Una presunta tentata estorsione, senza aggravante mafiosa, ha portato all’arresto dello storico boss di ‘ndrangheta, Salvatore Morfò, 65 anni, a cui è stato notificato un provvedimento giudiziario applicativo della misura cautelare agli arresti domiciliari. L’operazione è stata condotta dai poliziotti della Squadra Giudiziaria del Commissariato cittadino diretto dal vicequestore Giuseppe Zanfini. La vicenda ha suscitato scalpore per il particolare contesto in cui si sarebbe verificata la presunta tentata estorsione. Infatti, la vittima non è un imprenditore o un commerciante, ma un dirigente del Comune di Corigliano Rossano, un ingegnere di 55 anni.

Il boss Morfò, accompagnato dal figlio, si sarebbe recato nell’ufficio del dirigente qualche tempo fa per protestare contro l’avvio della procedura di decadenza della concessione demaniale in capo a sua figlia, relativa al lido balneare di famiglia “La balera“, situato in una parte centrale del Lungomare di Sant’Angelo. Durante l’incontro, Morfò pare abbia minacciato il dirigente del Comune di Corigliano Rossano.

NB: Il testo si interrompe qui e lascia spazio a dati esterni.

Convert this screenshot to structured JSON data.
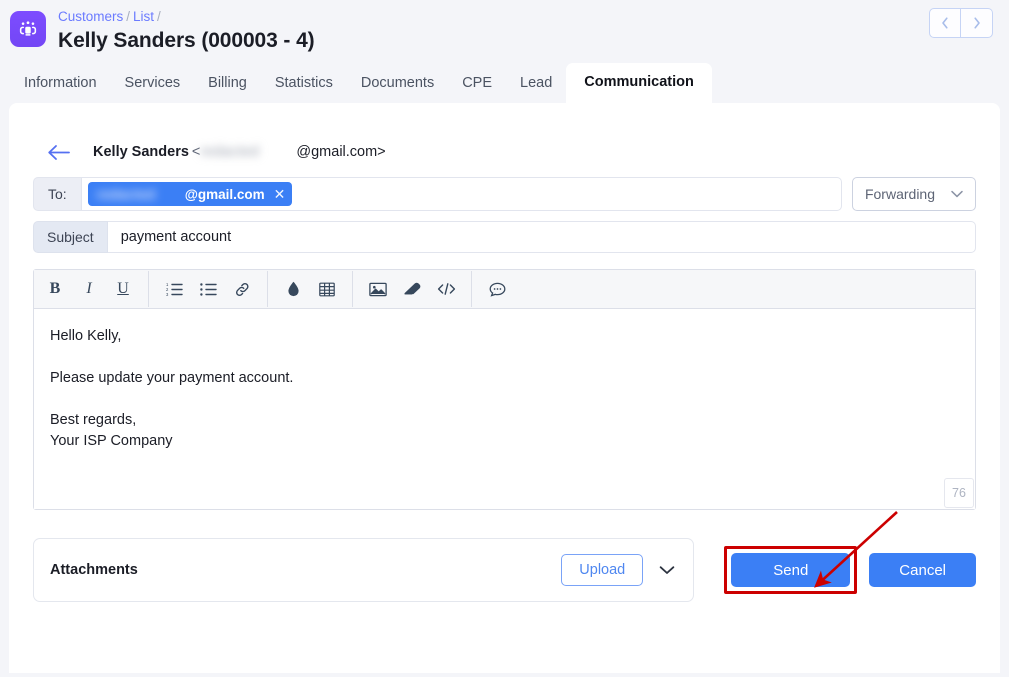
{
  "header": {
    "logo_icon": "customers-group-icon",
    "breadcrumb": [
      {
        "label": "Customers",
        "link": true
      },
      {
        "label": "List",
        "link": true
      }
    ],
    "breadcrumb_separator": "/",
    "page_title": "Kelly Sanders (000003 - 4)",
    "nav_prev_icon": "chevron-left-icon",
    "nav_next_icon": "chevron-right-icon"
  },
  "tabs": [
    {
      "label": "Information",
      "active": false
    },
    {
      "label": "Services",
      "active": false
    },
    {
      "label": "Billing",
      "active": false
    },
    {
      "label": "Statistics",
      "active": false
    },
    {
      "label": "Documents",
      "active": false
    },
    {
      "label": "CPE",
      "active": false
    },
    {
      "label": "Lead",
      "active": false
    },
    {
      "label": "Communication",
      "active": true
    }
  ],
  "compose": {
    "back_icon": "arrow-left-icon",
    "recipient_name": "Kelly Sanders",
    "recipient_angle_open": "<",
    "recipient_blurred": "redacted",
    "recipient_domain": "@gmail.com>",
    "to": {
      "label": "To:",
      "chip_blurred": "redacted",
      "chip_domain": "@gmail.com",
      "chip_remove_icon": "close-icon"
    },
    "forwarding": {
      "value": "Forwarding",
      "caret_icon": "chevron-down-icon"
    },
    "subject": {
      "label": "Subject",
      "value": "payment account",
      "placeholder": "Subject"
    },
    "toolbar": [
      {
        "name": "bold-icon",
        "glyph": "B",
        "type": "text",
        "weight": "bold"
      },
      {
        "name": "italic-icon",
        "glyph": "I",
        "type": "text",
        "weight": "italic"
      },
      {
        "name": "underline-icon",
        "glyph": "U",
        "type": "text",
        "weight": "underline"
      },
      {
        "name": "separator"
      },
      {
        "name": "ordered-list-icon"
      },
      {
        "name": "unordered-list-icon"
      },
      {
        "name": "link-icon"
      },
      {
        "name": "separator"
      },
      {
        "name": "color-droplet-icon"
      },
      {
        "name": "table-icon"
      },
      {
        "name": "separator"
      },
      {
        "name": "image-icon"
      },
      {
        "name": "eraser-icon"
      },
      {
        "name": "code-icon"
      },
      {
        "name": "separator"
      },
      {
        "name": "comment-icon"
      }
    ],
    "body_paragraphs": [
      "Hello Kelly,",
      "Please update your payment account.",
      "Best regards,"
    ],
    "body_signature": "Your ISP Company",
    "char_count": "76"
  },
  "bottom": {
    "attachments_label": "Attachments",
    "upload_label": "Upload",
    "upload_caret_icon": "chevron-down-icon",
    "send_label": "Send",
    "cancel_label": "Cancel"
  },
  "annotation": {
    "highlight_color": "#cc0000",
    "arrow_color": "#cc0000",
    "target": "send-button"
  },
  "colors": {
    "page_bg": "#f4f5f9",
    "accent_blue": "#3b7ff5",
    "logo_purple": "#7c4dff",
    "link_blue": "#6b7bff"
  }
}
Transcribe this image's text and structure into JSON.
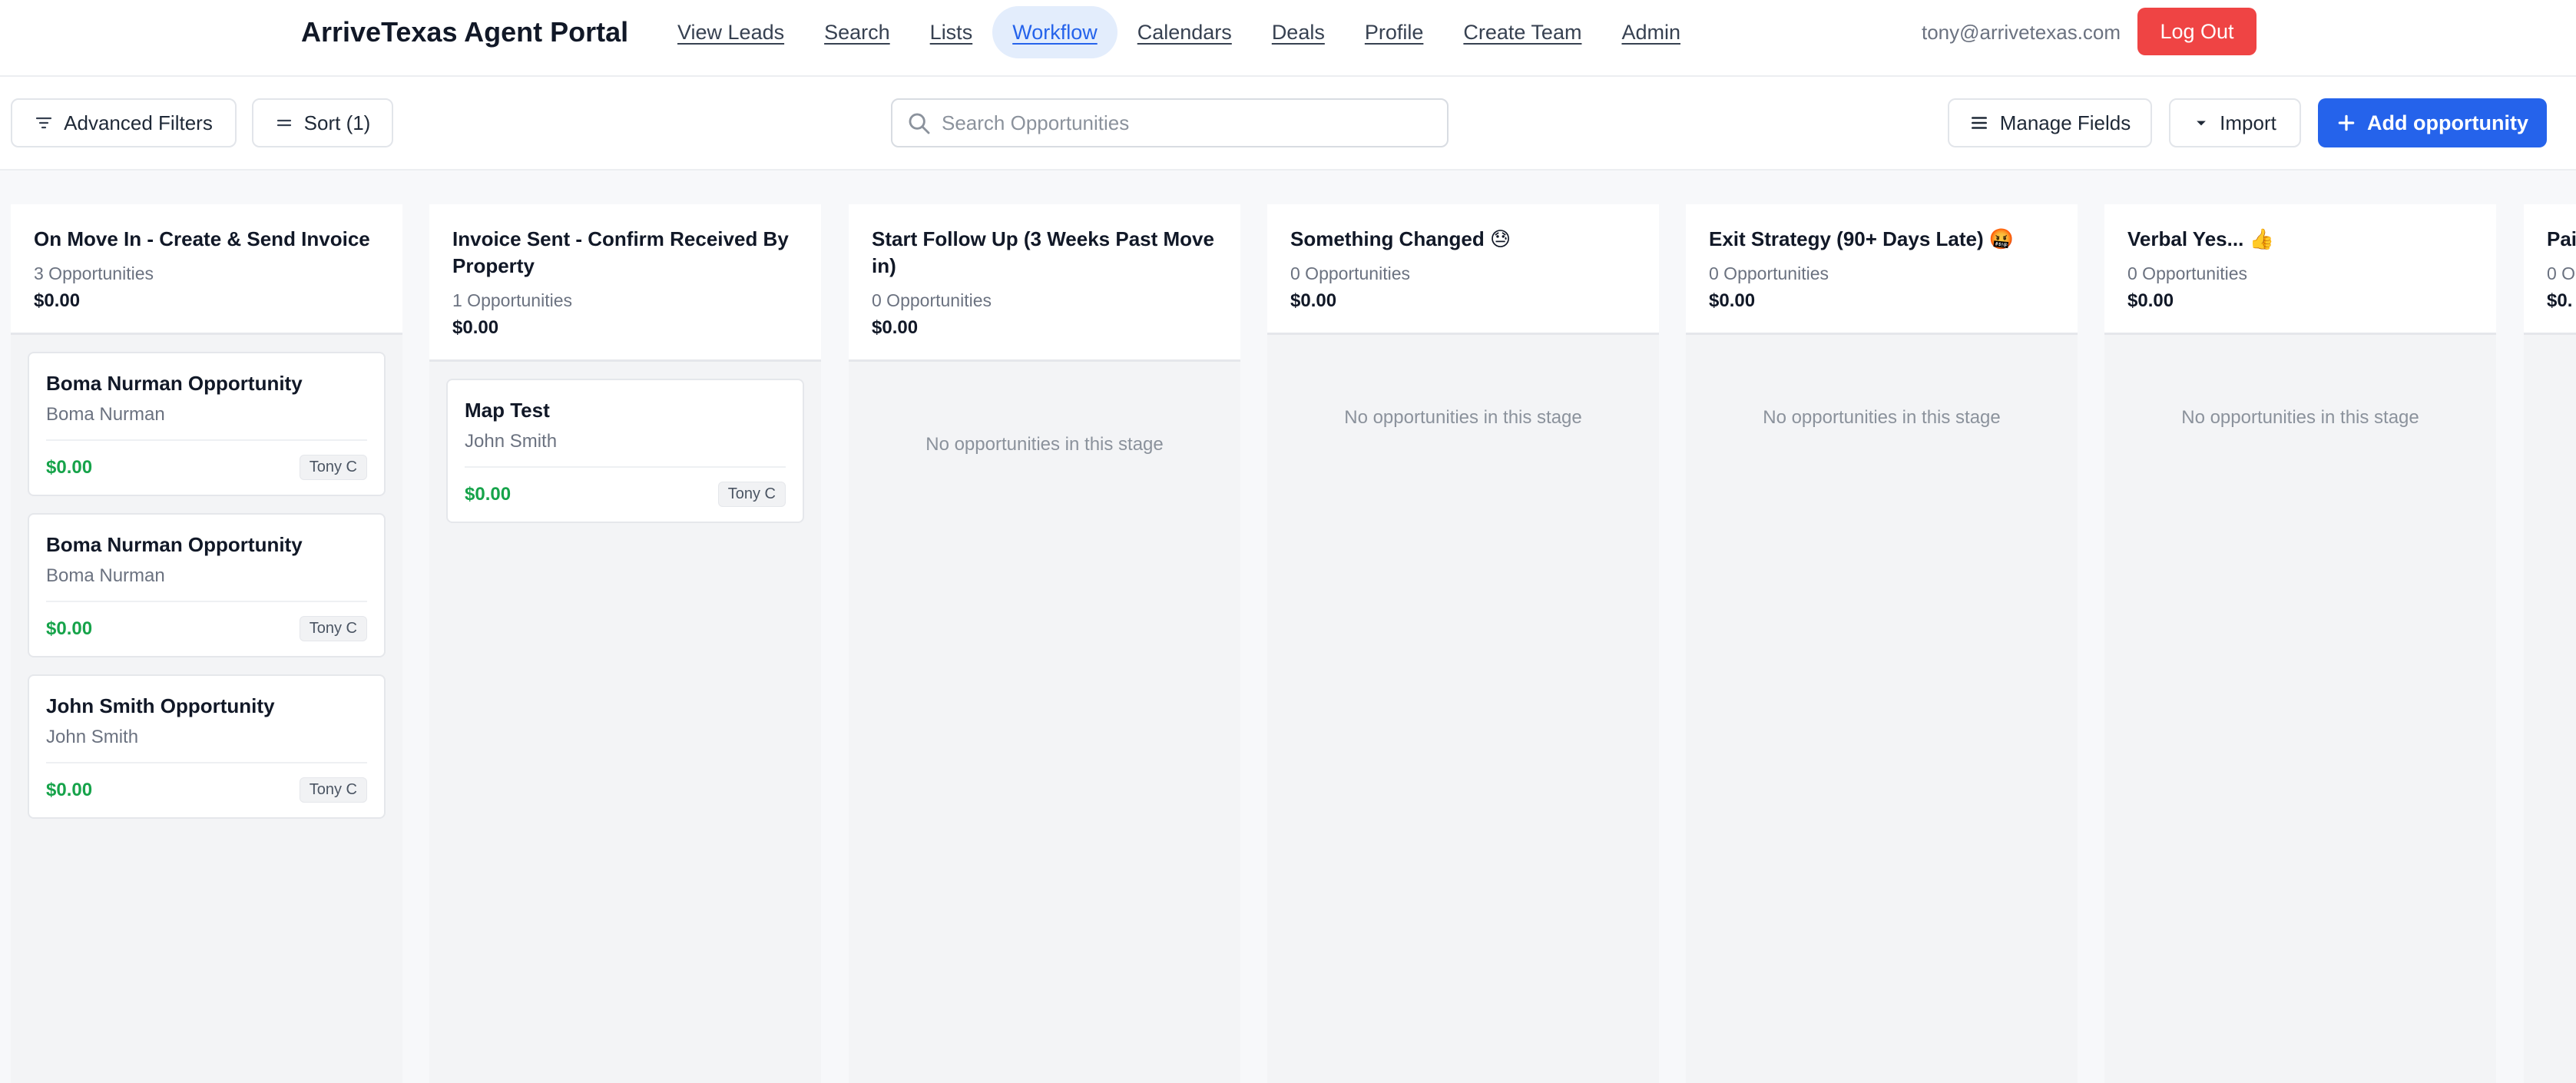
{
  "app": {
    "brand": "ArriveTexas Agent Portal",
    "nav": [
      {
        "label": "View Leads",
        "active": false
      },
      {
        "label": "Search",
        "active": false
      },
      {
        "label": "Lists",
        "active": false
      },
      {
        "label": "Workflow",
        "active": true
      },
      {
        "label": "Calendars",
        "active": false
      },
      {
        "label": "Deals",
        "active": false
      },
      {
        "label": "Profile",
        "active": false
      },
      {
        "label": "Create Team",
        "active": false
      },
      {
        "label": "Admin",
        "active": false
      }
    ],
    "user_email": "tony@arrivetexas.com",
    "logout_label": "Log Out"
  },
  "toolbar": {
    "advanced_filters_label": "Advanced Filters",
    "sort_label": "Sort (1)",
    "search_placeholder": "Search Opportunities",
    "manage_fields_label": "Manage Fields",
    "import_label": "Import",
    "add_opportunity_label": "Add opportunity"
  },
  "colors": {
    "primary": "#2563eb",
    "danger": "#ef4444",
    "amount_green": "#16a34a"
  },
  "columns": [
    {
      "title": "On Move In - Create & Send Invoice",
      "count": "3 Opportunities",
      "amount": "$0.00",
      "cards": [
        {
          "title": "Boma Nurman Opportunity",
          "contact": "Boma Nurman",
          "amount": "$0.00",
          "owner": "Tony C"
        },
        {
          "title": "Boma Nurman Opportunity",
          "contact": "Boma Nurman",
          "amount": "$0.00",
          "owner": "Tony C"
        },
        {
          "title": "John Smith Opportunity",
          "contact": "John Smith",
          "amount": "$0.00",
          "owner": "Tony C"
        }
      ]
    },
    {
      "title": "Invoice Sent - Confirm Received By Property",
      "count": "1 Opportunities",
      "amount": "$0.00",
      "cards": [
        {
          "title": "Map Test",
          "contact": "John Smith",
          "amount": "$0.00",
          "owner": "Tony C"
        }
      ]
    },
    {
      "title": "Start Follow Up (3 Weeks Past Move in)",
      "count": "0 Opportunities",
      "amount": "$0.00",
      "cards": []
    },
    {
      "title": "Something Changed 😓",
      "count": "0 Opportunities",
      "amount": "$0.00",
      "cards": []
    },
    {
      "title": "Exit Strategy (90+ Days Late) 🤬",
      "count": "0 Opportunities",
      "amount": "$0.00",
      "cards": []
    },
    {
      "title": "Verbal Yes... 👍",
      "count": "0 Opportunities",
      "amount": "$0.00",
      "cards": []
    },
    {
      "title": "Pai",
      "count": "0 O",
      "amount": "$0.",
      "cards": []
    }
  ],
  "empty_stage_message": "No opportunities in this stage"
}
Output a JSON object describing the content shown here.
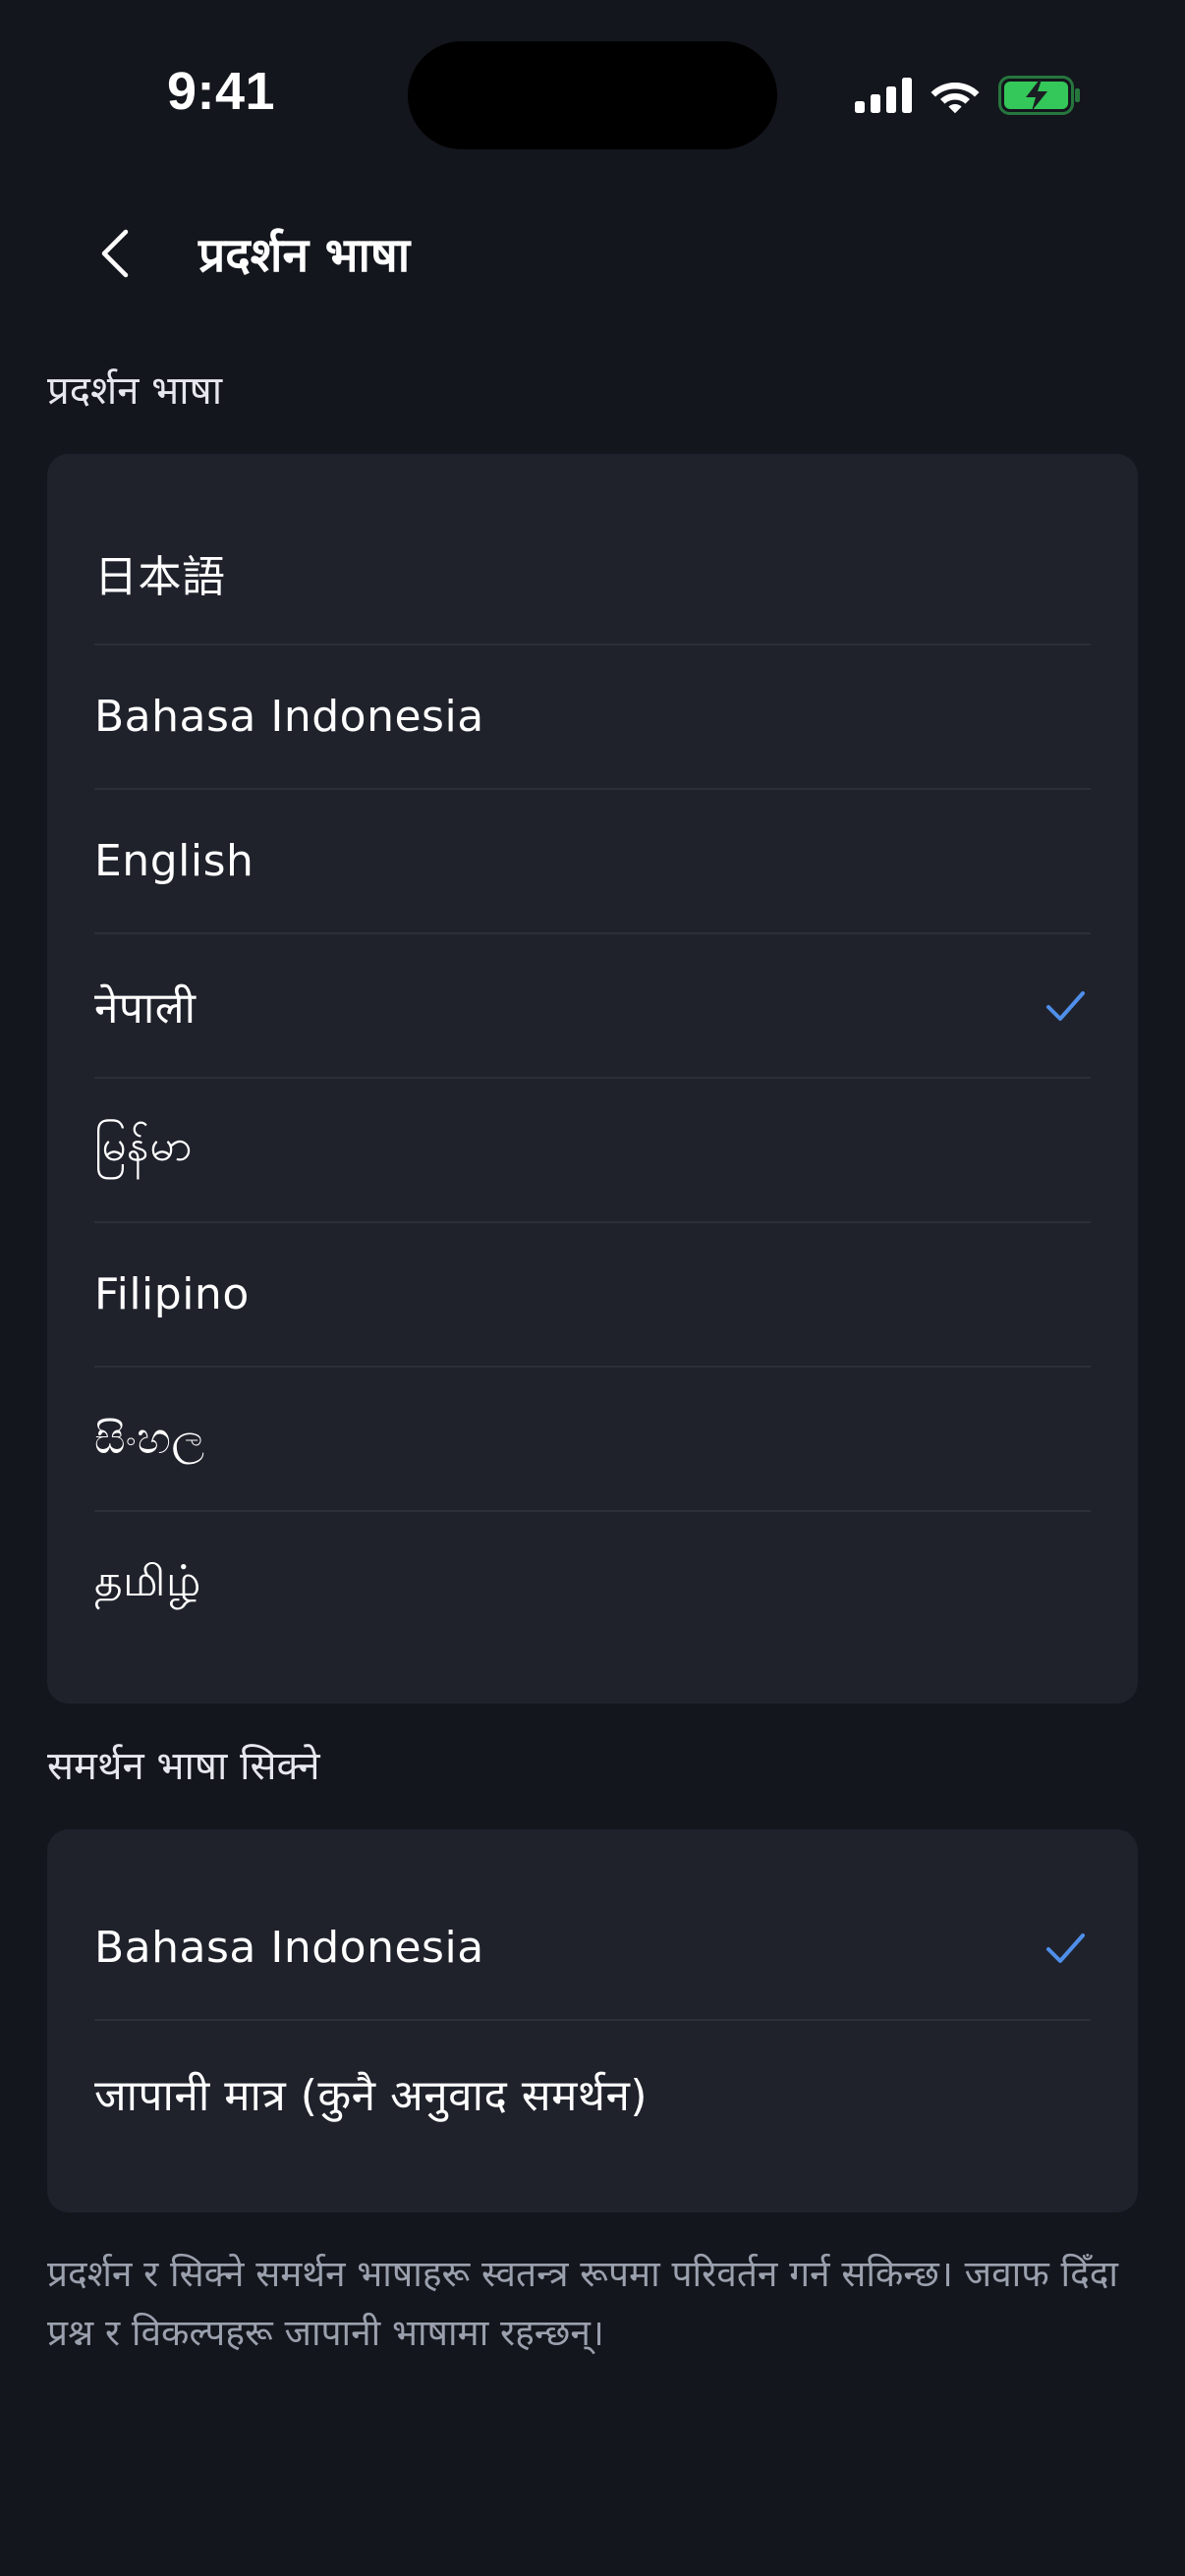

Il dirigente pubblico ha denunciato l’accaduto alla polizia, fornendo tutti i dettagli relativi alla complicata vicenda amministrativa. Ciò ha portato all’apertura di un’indagine da parte della Procura di Castrovillari, culminata nell’emissione del provvedimento di arresto a carico di Morfò.

Il lido “La balera” aveva subito un sequestro da parte della Guardia Costiera a causa di alcune opere abusive effettuate sull’area demaniale concessa. Tuttavia, recentemente, le opere abusive erano state demolite, e la famiglia Morfò aveva espresso l’intenzione di riaprire l’attività.

Ora, con il boss in stato di arresto, la situazione è destinata a cambiare, e il procedimento di decadenza della concessione demaniale potrà continuare il suo corso. Il Comune di Corigliano-Rossano cercherà di garantire il rispetto delle leggi e delle normative riguardanti la gestione del lido “La balera“.